CdA mulls new rules on day care

Day-care workers in Coeur d’Alene would need an annual city license, and owners would have to disclose if any immediate family member is a registered sex offender under proposals being considered by the City Council.

The council will decide Tuesday whether to strengthen local laws governing day cares, including in-home facilities.

It’s one of several steps city officials are considering to answer the public’s concern about protecting children from sex offenders and violent felons following several incidents this summer.

This week, the Coeur d’Alene Planning Commission approved recommendations to change city zoning laws, including requiring a special-use permit for any house where three or more felons on probation or parole are living. The city would only allow such transitional housing in commercial zones, not residential neighborhoods.

Deputy City Attorney Warren Wilson said the changes are a response to residents’ worries. About 140 Coeur d’Alene residents signed a petition this spring asking the City Council to do something about two registered sex offenders living in a house blocks away from schools.

The additions to the child-care law have been in the works for nearly a year. Wilson said a recent incident in which the city had to give a day-care license to a woman whose husband was a registered sex offender is proof the law needs revision.

Misty Krous had her day-care license revoked in 2001 after her husband, Stephen Christopher Krous, was convicted of fondling an 11-year-old who was staying overnight at the couple’s home. At the time, Misty Krous was running an in-home day care in Post Falls called Loving Hands.

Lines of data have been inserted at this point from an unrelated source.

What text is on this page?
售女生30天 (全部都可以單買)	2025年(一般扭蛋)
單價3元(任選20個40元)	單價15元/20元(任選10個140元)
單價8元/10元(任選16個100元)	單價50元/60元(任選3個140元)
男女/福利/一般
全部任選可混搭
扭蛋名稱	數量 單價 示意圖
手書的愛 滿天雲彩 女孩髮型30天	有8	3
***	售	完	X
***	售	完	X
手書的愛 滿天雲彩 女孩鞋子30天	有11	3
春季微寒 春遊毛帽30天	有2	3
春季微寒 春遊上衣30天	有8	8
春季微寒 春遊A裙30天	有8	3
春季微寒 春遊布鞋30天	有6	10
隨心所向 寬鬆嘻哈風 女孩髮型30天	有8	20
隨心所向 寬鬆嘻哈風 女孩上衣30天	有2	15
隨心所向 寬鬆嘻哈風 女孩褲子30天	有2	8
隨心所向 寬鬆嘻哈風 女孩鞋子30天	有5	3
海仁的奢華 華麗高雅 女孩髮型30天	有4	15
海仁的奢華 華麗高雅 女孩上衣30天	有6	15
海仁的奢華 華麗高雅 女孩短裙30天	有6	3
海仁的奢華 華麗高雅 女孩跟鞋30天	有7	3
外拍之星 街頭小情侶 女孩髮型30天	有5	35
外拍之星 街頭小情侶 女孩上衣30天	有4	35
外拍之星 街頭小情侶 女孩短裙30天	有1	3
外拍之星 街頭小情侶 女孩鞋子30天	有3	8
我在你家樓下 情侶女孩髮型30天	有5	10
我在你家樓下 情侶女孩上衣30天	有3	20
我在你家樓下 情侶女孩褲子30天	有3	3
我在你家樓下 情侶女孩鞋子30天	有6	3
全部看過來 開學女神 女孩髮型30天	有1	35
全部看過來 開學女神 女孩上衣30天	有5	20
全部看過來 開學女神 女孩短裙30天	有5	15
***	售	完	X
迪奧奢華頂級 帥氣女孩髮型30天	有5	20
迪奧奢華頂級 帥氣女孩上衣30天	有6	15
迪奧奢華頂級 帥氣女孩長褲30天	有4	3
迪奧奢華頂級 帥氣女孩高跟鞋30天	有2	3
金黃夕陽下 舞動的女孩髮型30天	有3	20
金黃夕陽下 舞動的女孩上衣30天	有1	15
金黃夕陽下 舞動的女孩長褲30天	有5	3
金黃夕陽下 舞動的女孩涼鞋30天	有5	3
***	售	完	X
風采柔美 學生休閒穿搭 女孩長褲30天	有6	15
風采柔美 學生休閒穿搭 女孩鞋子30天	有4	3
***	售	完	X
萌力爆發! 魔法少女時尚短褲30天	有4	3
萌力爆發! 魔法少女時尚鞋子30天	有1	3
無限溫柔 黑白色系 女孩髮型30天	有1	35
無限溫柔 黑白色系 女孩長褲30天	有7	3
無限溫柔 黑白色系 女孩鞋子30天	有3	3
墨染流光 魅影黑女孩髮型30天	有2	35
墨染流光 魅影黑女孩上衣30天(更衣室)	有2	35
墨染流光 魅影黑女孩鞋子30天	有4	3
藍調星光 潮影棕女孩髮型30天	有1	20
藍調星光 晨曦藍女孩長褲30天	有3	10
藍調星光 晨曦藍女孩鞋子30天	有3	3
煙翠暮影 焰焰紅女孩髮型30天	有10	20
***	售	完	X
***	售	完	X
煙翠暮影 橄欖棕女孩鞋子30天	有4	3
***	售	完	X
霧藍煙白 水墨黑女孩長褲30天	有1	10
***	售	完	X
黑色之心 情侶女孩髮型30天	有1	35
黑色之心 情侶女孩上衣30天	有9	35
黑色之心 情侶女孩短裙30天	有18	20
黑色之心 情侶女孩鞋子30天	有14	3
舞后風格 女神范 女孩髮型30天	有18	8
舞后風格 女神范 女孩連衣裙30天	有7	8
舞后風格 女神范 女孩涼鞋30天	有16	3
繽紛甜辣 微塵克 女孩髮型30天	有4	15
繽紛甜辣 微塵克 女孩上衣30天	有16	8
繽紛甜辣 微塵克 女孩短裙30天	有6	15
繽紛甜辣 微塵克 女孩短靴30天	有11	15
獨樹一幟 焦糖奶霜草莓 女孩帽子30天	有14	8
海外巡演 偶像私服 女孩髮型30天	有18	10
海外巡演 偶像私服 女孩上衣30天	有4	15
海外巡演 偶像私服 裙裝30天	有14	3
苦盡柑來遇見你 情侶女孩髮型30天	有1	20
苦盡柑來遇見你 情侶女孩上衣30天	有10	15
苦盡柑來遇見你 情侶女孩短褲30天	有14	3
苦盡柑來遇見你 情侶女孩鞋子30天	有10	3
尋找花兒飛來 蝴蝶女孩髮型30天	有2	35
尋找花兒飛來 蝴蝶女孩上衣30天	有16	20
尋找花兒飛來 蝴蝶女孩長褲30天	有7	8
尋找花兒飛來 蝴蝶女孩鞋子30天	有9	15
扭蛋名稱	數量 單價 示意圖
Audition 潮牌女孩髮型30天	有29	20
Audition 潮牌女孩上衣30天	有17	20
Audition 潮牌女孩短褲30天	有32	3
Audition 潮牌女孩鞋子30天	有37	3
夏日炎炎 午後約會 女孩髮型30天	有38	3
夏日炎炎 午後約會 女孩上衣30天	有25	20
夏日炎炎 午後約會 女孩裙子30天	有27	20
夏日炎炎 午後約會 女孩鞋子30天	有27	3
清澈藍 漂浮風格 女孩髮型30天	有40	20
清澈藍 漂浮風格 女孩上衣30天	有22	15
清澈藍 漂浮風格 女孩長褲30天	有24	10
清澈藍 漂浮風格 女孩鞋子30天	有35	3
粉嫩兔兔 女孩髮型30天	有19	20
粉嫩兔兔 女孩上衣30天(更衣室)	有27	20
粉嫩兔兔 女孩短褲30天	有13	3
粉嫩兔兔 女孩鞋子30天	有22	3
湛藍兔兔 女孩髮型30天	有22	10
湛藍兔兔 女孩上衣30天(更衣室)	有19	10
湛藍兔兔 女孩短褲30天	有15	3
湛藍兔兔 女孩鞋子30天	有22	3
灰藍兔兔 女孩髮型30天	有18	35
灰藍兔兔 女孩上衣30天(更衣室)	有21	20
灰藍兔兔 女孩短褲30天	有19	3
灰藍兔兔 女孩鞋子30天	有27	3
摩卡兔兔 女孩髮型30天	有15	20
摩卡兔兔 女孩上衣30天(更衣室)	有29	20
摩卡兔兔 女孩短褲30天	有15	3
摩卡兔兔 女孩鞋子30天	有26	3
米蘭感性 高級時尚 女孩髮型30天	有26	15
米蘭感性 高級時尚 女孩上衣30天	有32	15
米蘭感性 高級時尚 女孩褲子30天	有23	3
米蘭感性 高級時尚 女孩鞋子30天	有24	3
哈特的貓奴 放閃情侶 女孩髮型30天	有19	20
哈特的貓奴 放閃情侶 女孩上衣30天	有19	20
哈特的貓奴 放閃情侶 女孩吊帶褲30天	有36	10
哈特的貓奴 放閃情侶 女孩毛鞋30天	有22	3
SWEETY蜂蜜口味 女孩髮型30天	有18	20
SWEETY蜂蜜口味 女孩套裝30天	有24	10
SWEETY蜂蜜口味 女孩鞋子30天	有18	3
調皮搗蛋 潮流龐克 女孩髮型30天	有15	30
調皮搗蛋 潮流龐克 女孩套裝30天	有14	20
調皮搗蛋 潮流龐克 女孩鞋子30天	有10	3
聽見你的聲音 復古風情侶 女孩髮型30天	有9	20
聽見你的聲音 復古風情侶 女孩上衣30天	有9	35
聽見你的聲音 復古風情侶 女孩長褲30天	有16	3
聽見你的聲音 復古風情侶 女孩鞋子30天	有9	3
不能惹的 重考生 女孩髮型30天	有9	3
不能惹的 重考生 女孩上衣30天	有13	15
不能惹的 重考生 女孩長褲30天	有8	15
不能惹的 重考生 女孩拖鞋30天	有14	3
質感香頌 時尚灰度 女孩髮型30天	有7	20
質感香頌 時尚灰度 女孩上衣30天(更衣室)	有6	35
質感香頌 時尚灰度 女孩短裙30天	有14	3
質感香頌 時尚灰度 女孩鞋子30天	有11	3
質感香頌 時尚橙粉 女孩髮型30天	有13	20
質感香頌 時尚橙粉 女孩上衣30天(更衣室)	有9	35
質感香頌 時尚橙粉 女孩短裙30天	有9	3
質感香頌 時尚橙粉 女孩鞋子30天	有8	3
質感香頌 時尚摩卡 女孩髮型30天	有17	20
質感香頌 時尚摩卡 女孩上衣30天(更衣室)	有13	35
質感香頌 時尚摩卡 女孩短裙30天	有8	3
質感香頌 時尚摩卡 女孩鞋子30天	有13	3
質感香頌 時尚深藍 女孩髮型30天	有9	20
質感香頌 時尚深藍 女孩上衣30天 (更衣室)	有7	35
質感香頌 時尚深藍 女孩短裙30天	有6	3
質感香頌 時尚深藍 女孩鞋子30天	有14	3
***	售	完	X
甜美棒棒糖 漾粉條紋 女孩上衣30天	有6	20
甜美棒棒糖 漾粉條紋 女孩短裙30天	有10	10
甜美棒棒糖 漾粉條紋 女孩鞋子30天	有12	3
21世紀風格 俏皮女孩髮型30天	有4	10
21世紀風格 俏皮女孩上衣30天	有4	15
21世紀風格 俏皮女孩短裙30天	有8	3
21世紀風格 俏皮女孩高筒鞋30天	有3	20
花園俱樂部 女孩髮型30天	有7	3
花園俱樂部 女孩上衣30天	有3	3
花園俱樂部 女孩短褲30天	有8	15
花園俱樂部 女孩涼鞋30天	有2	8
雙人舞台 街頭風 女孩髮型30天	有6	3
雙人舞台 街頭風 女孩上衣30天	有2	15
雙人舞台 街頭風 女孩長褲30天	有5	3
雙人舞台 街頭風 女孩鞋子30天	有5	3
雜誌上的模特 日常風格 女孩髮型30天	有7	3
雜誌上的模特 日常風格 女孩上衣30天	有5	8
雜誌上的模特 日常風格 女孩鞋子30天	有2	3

Both Panhandle Health District and Coeur d’Alene, the licensing agency for Happy Days, said they were aware of Misty Krous’ background when they issued her child-care permit in December 2004.

But the city said it had to issue Krous the license because she formed a limited liability corporation; by doing so, there was no legal basis for the city to conduct a background check on her husband.

In July, Stephen Krous allegedly violated his probation by visiting his wife’s day care and attempting to entice a 3-year-old with a lollipop. He denies the allegations.

The case has been turned over to the Kootenai County Prosecutor’s Office and the city is waiting for the results of the investigation before it will make a decision on whether to revoke Krous’ day-care license.

Under the proposal, an owner would have to disclose to the city, parents and employees if a spouse or any immediate family member is a registered sex offender.

It would also require all day-care workers, not just owners, to get $5 licenses from the city, and renew them each year.

The license will show that the employee has had a background check, completed continuing education courses and is certified in CPR and first aid.

Lewis said bad day-care workers currently can jump from job to job.

“Bottom line, we are trying to protect kids,” said Councilman Ben Wolfinger, who is also a Kootenai County Sheriff’s captain.